ELearning und Gender im Web 2.0-Kontext: Prof. Heike Wiesner
Entscheidend für die Akzeptanz und die kreative Nutzung von Informationstechnik in Lern- und Arbeitskontexten ist, dass sich die Nutzenden mit der Technologie komfortabel und vertraut fühlen. Wie lassen sich Gender-Themen in Bereiche integrieren, deren inhaltliche Ausrichtung auf technische Handlungsfelder trifft, die ohne sichtbare Bezugnahme zur Kategorie Gender entwickelt wurden?

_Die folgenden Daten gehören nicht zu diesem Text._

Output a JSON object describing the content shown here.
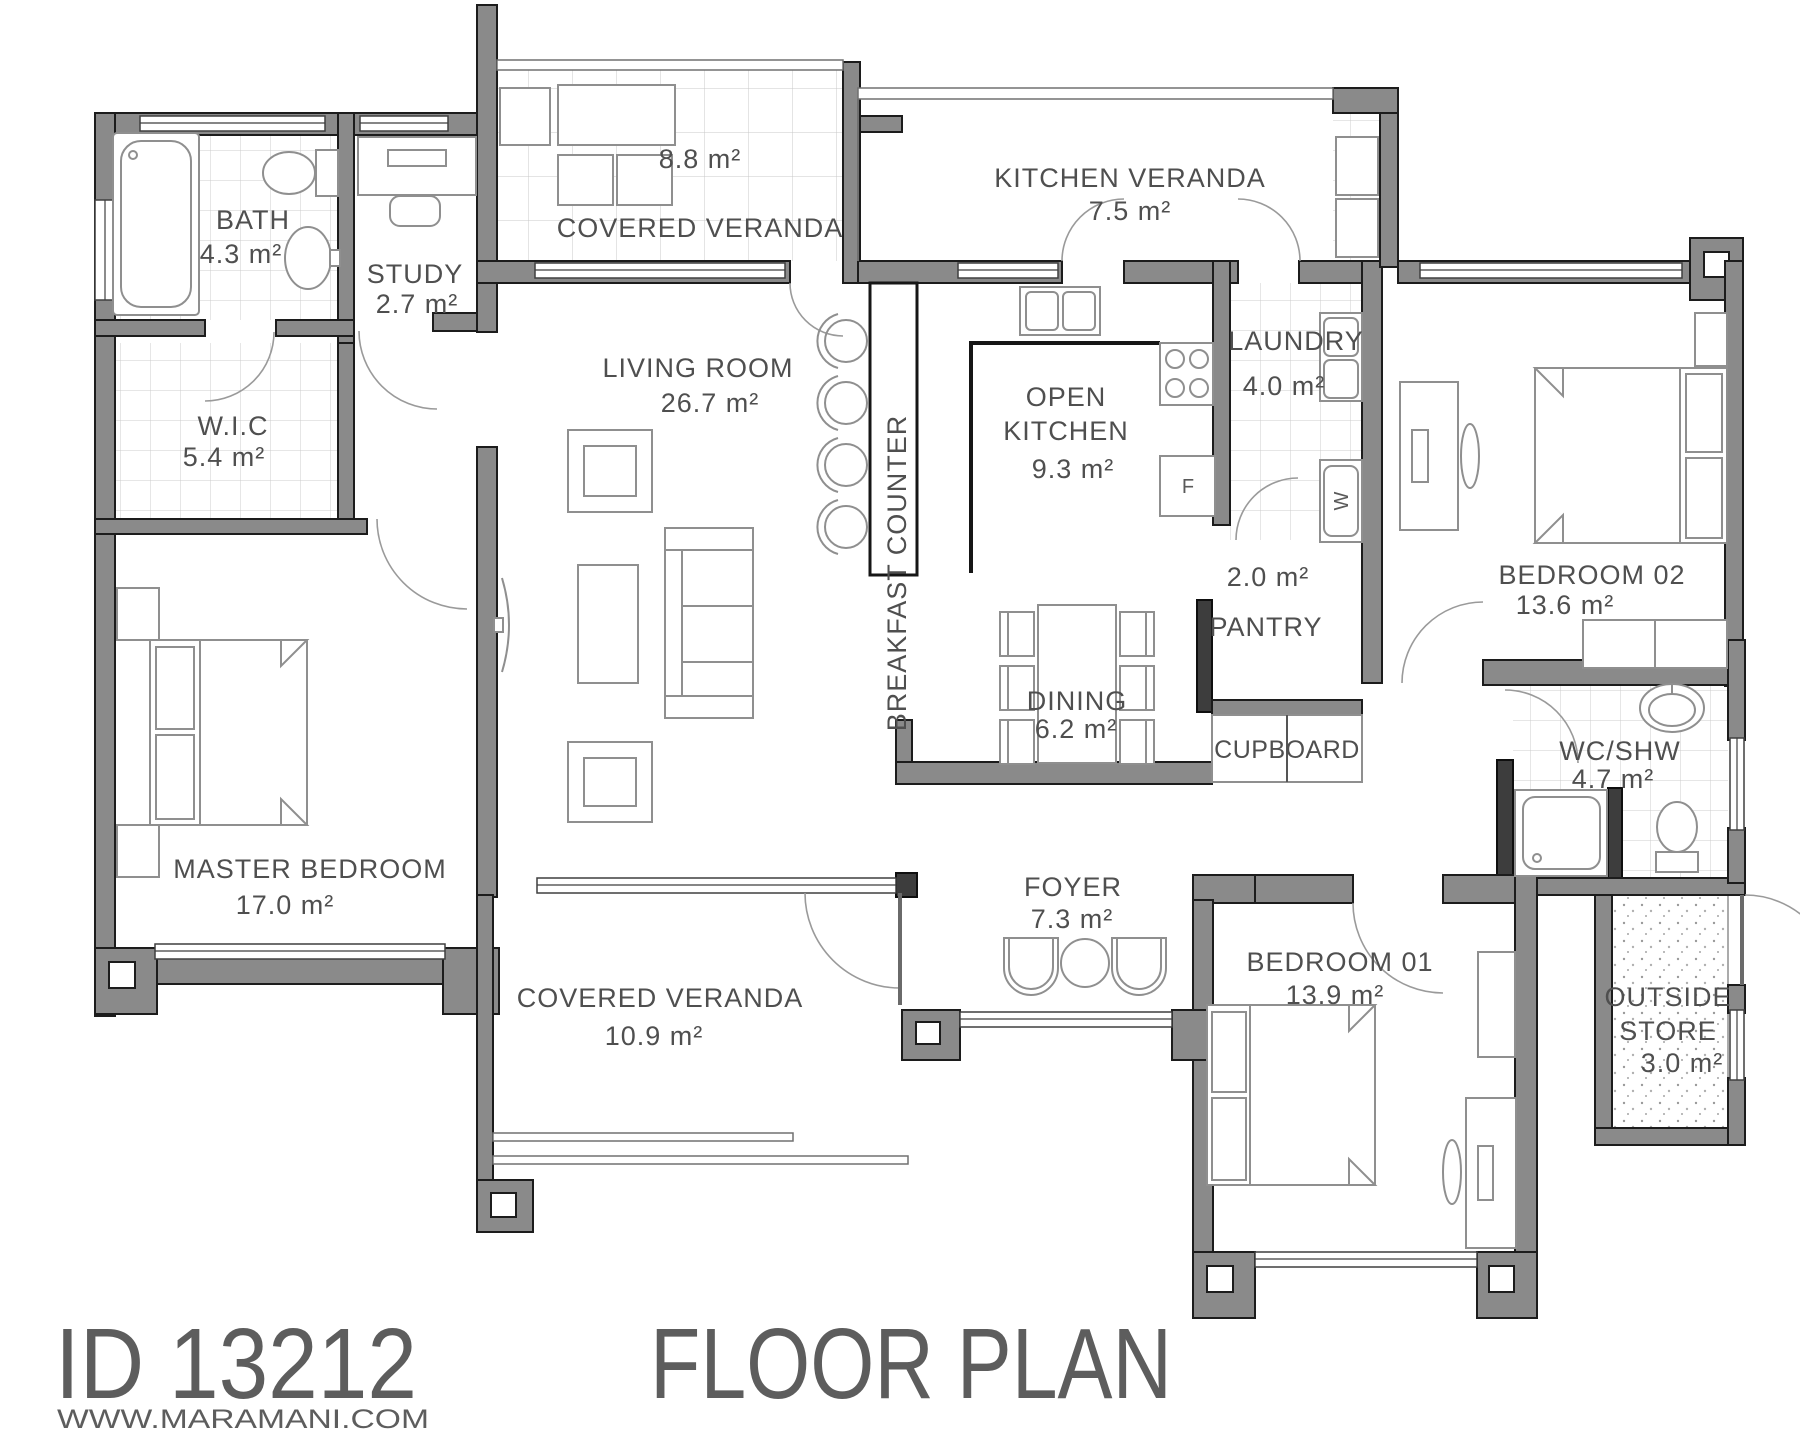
{
  "footer": {
    "plan_id": "ID 13212",
    "website": "WWW.MARAMANI.COM",
    "title": "FLOOR PLAN"
  },
  "rooms": {
    "bath": {
      "name": "BATH",
      "area": "4.3 m²"
    },
    "study": {
      "name": "STUDY",
      "area": "2.7 m²"
    },
    "wic": {
      "name": "W.I.C",
      "area": "5.4 m²"
    },
    "covered_veranda_top": {
      "name": "COVERED VERANDA",
      "area": "8.8 m²"
    },
    "kitchen_veranda": {
      "name": "KITCHEN VERANDA",
      "area": "7.5 m²"
    },
    "living_room": {
      "name": "LIVING ROOM",
      "area": "26.7 m²"
    },
    "breakfast_counter": {
      "name": "BREAKFAST COUNTER"
    },
    "open_kitchen": {
      "line1": "OPEN",
      "line2": "KITCHEN",
      "area": "9.3 m²"
    },
    "laundry": {
      "name": "LAUNDRY",
      "area": "4.0 m²"
    },
    "pantry": {
      "name": "PANTRY",
      "area": "2.0 m²"
    },
    "bedroom02": {
      "name": "BEDROOM 02",
      "area": "13.6 m²"
    },
    "dining": {
      "name": "DINING",
      "area": "6.2 m²"
    },
    "cupboard": {
      "name": "CUPBOARD"
    },
    "wc_shw": {
      "name": "WC/SHW",
      "area": "4.7 m²"
    },
    "master_bedroom": {
      "name": "MASTER BEDROOM",
      "area": "17.0 m²"
    },
    "covered_veranda_bottom": {
      "name": "COVERED VERANDA",
      "area": "10.9 m²"
    },
    "foyer": {
      "name": "FOYER",
      "area": "7.3 m²"
    },
    "bedroom01": {
      "name": "BEDROOM 01",
      "area": "13.9 m²"
    },
    "outside_store": {
      "line1": "OUTSIDE",
      "line2": "STORE",
      "area": "3.0 m²"
    }
  },
  "appliances": {
    "fridge": "F",
    "washer": "W"
  },
  "colors": {
    "wall": "#8a8a8a",
    "wall_dark": "#3d3d3d",
    "text": "#4f4f4f",
    "tile": "#cccccc"
  }
}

Dienstag, 8.1.2008: 17:00 - 18:30 ("Nachbesprechung" im Salzstadl)
DUK - SE 2.3
Anmeldung erbeten: sabine.zauchner@donau-uni.ac.at
Offenheit, Nutzer/innenfreundlichkeit und
Partizipation werden nicht nur zum Durchgangspunkt in der
Technik-Gender-Debatte erklärt, sondern finden auch Eingang im Web 2.0 Diskurs.
Hier lassen sich somit deutliche Parallelen zur Genderforschung aufspüren.
Wo anfänglich nur Lerninhalte und Aufgabenstellungen
abgerufen wurden, findet z.B. im eLearning 2.0 das kooperative und
konstruktivistische Arbeiten seine volle Entfaltung. Die Grenze zwischen
Lehrenden und Lernenden wird absichtsvoll vermischt und lädt zu neuen Lehr- und
Lernformen und inhaltlichen Neuorientierungen ein.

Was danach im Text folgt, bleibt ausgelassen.